Last month, I talked to Sam Cooke about the Honolulu Museum of Art, founded by his grandparents. His ancestors founded Castle & Cooke, Royal School, Bank of Hawaii, Molokai Ranch, Grove Farm, Wilcox Hospital, and several other companies and nonprofits.
Cooke had a few other stories about his family that I thought my readers would find interesting.
"My grandfather, Charles Montague Cooke Jr., had a dairy in Manoa in the 1920s where my house now stands. It was called the Kaimi Dairy. It extended from Cooper Road to the Wai‘oli Tea Room. The headman was Kumaichi Tomonari. We called him Tomo.
"Tomo came to my grandfather one day and told him that he wanted to get married. He showed him a book of picture brides from Japan. He pointed at one. Her name was Taka Jyo. ‘That’s the one,’ he said."
She arrived six weeks later and they married. On their marriage license, her place of residence was stamped "Immigration Station," and their witness was "C. Montague Cooke, Jr."
They lived on the 30-acre dairy and had four kids, whom they named for George Washington, Abraham Lincoln, Benjamin Franklin and Martha Washington. They were called George, Lincoln, Frank and Martha.
It was not uncommon for families here to send their children to school in Japan, and the Tomonaris sent Lincoln to Tokyo. Many first-generation Japanese (issei) parents sent their children to their homeland for a proper Japanese upbringing. Such children were called "kibei," which literally means "return to America."
"Lincoln sent letters home from school that sounded just like any other young man," says his niece, Myra Tomonari-Tuggle. He wrote about vacations, parties, trips to the countryside, ice skating and, of course, schoolwork.
"Lincoln belonged to a ‘Nisei Club,’ which sounds like a group of Hawaii-born students, and he says in one of his 1941 letters that a major topic of discussion was whether they would be able to return to school in Japan if they went back home to Hawaii for a visit.

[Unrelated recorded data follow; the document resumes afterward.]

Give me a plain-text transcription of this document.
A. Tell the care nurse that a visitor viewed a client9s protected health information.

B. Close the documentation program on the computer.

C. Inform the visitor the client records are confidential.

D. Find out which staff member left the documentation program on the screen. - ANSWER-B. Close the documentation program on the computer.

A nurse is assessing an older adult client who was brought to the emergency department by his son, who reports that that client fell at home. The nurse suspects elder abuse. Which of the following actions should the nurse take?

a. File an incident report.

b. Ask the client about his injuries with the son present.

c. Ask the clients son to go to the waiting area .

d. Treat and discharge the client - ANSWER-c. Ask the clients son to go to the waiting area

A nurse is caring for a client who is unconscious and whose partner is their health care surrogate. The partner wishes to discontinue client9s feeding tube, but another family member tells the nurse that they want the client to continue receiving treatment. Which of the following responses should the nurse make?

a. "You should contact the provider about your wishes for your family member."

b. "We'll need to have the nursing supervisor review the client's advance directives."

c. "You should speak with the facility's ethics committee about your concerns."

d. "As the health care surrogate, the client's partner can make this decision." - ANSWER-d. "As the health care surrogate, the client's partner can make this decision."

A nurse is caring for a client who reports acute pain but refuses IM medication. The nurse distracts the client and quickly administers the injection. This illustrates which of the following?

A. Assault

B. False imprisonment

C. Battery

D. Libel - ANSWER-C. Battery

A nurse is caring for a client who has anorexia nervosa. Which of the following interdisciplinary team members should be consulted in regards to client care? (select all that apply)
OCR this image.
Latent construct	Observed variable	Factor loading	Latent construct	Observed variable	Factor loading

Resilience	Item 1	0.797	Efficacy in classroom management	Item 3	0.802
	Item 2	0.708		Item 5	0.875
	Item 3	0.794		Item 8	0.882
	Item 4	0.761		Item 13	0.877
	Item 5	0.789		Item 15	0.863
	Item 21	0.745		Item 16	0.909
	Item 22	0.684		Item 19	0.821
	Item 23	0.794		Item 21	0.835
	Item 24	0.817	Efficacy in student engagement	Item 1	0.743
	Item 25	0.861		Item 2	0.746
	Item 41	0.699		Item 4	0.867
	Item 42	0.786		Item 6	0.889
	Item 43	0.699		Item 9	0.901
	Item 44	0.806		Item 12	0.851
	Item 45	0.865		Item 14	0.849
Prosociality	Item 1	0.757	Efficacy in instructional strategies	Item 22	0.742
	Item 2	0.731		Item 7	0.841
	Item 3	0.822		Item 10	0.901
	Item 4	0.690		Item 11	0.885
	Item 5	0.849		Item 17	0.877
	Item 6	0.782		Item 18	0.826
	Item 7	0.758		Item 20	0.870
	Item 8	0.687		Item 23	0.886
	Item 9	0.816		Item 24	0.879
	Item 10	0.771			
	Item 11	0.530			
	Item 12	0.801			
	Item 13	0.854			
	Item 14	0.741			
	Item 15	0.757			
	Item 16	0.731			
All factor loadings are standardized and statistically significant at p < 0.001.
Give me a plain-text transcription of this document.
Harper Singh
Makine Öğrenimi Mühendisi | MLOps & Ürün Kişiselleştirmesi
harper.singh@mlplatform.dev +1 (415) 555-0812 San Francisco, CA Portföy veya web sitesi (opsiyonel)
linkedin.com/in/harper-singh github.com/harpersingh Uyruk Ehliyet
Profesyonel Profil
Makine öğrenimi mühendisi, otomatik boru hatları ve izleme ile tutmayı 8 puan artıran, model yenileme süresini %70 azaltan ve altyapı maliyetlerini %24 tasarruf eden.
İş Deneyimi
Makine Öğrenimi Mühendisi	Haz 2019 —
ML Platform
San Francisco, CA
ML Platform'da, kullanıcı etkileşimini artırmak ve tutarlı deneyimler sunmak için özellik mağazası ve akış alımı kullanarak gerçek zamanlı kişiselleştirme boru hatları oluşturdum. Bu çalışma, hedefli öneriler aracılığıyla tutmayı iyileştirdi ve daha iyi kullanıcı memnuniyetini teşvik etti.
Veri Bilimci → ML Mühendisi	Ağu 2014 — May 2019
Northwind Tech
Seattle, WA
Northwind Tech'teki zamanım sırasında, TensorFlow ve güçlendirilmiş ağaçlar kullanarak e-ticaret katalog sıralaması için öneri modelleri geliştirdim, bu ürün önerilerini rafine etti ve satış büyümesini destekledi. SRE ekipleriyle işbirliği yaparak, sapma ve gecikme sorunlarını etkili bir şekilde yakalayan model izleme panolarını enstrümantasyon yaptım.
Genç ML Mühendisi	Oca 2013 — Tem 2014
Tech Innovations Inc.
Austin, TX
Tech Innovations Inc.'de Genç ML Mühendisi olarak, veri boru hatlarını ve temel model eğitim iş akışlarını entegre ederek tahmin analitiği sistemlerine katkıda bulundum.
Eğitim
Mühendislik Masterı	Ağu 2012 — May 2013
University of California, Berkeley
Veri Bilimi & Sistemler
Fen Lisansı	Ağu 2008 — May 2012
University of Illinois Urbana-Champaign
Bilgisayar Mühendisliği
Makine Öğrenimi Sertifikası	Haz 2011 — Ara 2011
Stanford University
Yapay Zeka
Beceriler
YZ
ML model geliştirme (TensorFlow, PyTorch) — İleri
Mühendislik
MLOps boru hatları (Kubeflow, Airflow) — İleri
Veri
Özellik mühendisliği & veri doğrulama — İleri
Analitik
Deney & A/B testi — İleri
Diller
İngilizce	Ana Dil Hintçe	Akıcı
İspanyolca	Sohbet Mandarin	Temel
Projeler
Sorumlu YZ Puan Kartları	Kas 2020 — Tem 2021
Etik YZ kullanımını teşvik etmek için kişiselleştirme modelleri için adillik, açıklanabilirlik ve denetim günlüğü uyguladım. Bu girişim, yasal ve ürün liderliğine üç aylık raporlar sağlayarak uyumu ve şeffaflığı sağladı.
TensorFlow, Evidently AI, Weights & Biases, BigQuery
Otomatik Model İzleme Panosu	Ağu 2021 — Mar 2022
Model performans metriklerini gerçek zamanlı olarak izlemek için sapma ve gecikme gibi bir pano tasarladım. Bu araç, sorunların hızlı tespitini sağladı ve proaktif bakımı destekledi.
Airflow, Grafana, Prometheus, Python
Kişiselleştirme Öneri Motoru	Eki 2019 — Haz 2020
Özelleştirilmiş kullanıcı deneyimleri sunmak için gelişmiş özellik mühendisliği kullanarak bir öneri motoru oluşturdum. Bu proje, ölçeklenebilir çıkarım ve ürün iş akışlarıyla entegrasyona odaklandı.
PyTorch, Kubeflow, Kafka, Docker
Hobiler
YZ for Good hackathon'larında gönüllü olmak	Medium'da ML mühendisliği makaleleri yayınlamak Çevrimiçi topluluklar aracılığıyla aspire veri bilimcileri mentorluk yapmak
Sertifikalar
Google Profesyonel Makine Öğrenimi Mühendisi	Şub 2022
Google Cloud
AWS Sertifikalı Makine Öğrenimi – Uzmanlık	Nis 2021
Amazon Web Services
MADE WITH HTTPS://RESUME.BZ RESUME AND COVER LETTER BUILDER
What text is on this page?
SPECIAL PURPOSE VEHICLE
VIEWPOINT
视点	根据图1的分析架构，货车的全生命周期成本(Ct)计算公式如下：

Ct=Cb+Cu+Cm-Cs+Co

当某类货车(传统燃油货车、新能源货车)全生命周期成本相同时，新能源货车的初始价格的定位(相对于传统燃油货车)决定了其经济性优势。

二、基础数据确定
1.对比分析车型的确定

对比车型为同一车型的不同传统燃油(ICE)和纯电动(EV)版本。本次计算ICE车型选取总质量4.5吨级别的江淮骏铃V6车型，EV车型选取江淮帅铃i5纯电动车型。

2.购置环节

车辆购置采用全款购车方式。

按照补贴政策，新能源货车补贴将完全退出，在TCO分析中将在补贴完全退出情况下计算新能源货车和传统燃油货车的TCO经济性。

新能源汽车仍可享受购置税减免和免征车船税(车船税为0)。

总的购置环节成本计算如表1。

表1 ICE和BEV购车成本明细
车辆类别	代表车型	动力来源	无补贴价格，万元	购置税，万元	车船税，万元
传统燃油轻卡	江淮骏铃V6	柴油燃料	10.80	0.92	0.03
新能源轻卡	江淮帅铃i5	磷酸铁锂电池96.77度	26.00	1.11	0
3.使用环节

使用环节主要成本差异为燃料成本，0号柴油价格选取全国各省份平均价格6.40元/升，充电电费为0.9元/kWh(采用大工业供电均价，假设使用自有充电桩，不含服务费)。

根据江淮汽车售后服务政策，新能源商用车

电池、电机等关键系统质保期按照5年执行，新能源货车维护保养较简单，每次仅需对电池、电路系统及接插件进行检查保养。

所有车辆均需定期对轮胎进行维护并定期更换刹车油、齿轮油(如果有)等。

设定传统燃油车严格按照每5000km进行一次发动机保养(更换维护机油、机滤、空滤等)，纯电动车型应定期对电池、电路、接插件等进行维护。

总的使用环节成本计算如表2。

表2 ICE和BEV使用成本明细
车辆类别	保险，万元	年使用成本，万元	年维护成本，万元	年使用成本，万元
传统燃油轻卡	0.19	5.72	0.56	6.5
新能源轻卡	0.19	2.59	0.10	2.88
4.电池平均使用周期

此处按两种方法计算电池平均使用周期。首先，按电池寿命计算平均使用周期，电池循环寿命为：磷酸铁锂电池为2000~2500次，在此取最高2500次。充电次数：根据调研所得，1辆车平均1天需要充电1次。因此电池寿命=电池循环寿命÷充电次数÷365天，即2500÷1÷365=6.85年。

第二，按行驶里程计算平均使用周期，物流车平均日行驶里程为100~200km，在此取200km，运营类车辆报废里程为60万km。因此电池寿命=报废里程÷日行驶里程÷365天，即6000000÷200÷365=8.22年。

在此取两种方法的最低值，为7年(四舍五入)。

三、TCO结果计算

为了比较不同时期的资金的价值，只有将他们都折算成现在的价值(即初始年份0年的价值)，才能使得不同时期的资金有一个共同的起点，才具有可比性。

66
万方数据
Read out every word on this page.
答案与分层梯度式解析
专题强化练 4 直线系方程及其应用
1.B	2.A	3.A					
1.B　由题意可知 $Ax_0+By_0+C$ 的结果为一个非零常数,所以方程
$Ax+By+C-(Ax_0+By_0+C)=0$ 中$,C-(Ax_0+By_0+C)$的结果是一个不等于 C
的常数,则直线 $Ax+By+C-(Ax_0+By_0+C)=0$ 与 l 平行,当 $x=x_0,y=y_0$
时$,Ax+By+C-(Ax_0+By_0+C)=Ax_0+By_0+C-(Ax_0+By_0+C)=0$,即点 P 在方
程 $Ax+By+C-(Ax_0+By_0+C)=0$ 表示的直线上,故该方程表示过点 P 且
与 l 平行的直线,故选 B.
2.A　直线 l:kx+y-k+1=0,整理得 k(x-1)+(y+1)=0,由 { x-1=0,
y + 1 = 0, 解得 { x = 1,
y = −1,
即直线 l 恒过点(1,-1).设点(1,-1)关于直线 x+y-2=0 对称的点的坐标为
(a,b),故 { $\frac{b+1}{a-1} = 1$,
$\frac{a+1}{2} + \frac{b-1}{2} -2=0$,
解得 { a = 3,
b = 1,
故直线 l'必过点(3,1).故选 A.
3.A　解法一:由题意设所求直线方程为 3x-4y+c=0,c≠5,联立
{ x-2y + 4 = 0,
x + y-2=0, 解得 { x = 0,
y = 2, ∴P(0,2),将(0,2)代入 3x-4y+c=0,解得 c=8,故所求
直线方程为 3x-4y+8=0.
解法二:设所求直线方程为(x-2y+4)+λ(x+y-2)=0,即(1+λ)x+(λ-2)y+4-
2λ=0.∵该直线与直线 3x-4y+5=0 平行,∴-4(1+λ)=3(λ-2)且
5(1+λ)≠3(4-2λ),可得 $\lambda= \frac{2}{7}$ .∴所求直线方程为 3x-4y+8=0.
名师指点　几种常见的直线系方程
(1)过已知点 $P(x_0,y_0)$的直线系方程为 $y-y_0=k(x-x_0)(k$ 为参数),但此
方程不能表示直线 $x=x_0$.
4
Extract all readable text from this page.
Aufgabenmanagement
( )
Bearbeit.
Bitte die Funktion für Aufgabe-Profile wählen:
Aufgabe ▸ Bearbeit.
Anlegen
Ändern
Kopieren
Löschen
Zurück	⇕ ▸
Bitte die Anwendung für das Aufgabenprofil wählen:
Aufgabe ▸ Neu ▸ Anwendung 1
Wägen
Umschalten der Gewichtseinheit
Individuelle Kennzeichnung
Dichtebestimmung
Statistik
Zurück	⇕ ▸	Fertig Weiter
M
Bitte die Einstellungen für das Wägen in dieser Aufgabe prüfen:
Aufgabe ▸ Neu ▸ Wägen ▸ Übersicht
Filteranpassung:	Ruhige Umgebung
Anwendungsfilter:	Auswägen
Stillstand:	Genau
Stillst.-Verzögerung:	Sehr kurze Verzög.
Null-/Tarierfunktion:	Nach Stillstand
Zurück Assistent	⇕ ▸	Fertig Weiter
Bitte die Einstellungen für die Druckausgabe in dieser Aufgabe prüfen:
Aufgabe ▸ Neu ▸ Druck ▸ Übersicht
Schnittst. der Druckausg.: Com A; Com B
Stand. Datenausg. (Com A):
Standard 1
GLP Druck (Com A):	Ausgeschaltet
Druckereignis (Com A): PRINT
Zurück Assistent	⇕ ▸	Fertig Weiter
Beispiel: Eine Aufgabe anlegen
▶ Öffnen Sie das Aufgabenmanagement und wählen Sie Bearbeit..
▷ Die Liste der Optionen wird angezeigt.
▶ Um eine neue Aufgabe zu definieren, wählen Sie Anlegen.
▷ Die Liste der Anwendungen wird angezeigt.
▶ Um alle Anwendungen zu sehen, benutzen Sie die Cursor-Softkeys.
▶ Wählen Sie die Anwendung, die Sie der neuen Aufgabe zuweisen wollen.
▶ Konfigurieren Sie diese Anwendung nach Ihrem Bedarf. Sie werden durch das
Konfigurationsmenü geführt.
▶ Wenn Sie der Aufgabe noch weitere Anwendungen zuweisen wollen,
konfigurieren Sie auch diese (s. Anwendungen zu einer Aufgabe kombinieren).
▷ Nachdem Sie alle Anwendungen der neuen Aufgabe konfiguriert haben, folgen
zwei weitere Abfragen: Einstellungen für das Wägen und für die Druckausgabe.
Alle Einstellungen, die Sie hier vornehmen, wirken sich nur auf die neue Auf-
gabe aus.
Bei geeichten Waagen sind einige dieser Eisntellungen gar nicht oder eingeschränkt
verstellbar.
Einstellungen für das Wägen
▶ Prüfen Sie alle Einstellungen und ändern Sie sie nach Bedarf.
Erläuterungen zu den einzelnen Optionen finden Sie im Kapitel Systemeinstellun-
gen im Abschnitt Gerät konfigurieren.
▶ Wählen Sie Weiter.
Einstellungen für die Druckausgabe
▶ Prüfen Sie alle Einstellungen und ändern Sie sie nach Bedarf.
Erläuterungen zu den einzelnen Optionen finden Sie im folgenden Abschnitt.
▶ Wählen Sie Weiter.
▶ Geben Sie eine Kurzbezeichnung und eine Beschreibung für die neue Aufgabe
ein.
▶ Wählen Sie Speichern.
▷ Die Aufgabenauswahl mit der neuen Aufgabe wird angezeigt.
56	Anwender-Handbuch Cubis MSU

"In 1940 and 1941, however, conditions in Japan were worsening because of impending war, and extracurricular activities were increasingly curtailed."
Lincoln was conscripted to fight in the Japanese Army. When I asked Myra how a man named after Abraham Lincoln would be able to fit into the Japanese army and fight Americans, she said he probably went by his Japanese middle name, Hiroshi.
Unfortunately, Lincoln was killed in action in the Solomon Islands.
After the war, Frank Tomonari worked for the old Cooke Trust Co., starting at an entry-level position and working his way up to trust officer and then to vice president. His son, Al Tomonari, is the general manager at the Ala Moana Neiman Marcus.
"My wife, Mary, and I have an old heiau on our Manoa property," Sam Cooke continues. "I hired a woman from Arizona who worked for a Hawaii archaeology firm called International Archaeological Research Institute. Six weeks later, she knocked on my door. It was Myra Tomonari-Tuggle, Frank Tomonari’s daughter!
"As Manoa developed, residents objected to the smells and sounds of a dairy and we moved it to Olomana," Cooke says.
The Tomonaris left the dairy and became storekeepers. One store was on Queen Emma Lane and another was on Liona Place (near Ala Moana Center). The family lived at the Liona Place address.
"Speaking of presidents of the United States," Cooke continues, "I had one over to my house one day. This was in the 1970s. My oldest daughter brought a number of friends from Punahou over for a tea party.
"Included in the group was a black young man with a large Afro who was in her class. He introduced himself as Barry Obama. I had no idea that one day he would be president of the United States. I have a picture of them in my living room."
The last story about his grandfather, Charles Montague Cooke Jr., was that he was born prematurely. Monty, as he was called, was so small, less than 3 pounds, that they put him in a shoe box.
"Western doctors tried every kind of medicine to try and save him but it didn’t help. My great-grandfather went to Kona and found a Kahuna Lapaau — a healer named Ka‘aina. She was very striking looking, and had blue eyes. She came to Honolulu and saved the boy’s life using the old Hawaiian ways.
"Monty became a malacologist at the Bishop Museum — studying mollusks. He took care of the healer for the rest of her life. She lived to be 114 and saved many lives. She never married, but had one adopted son that she named Montague Cooke."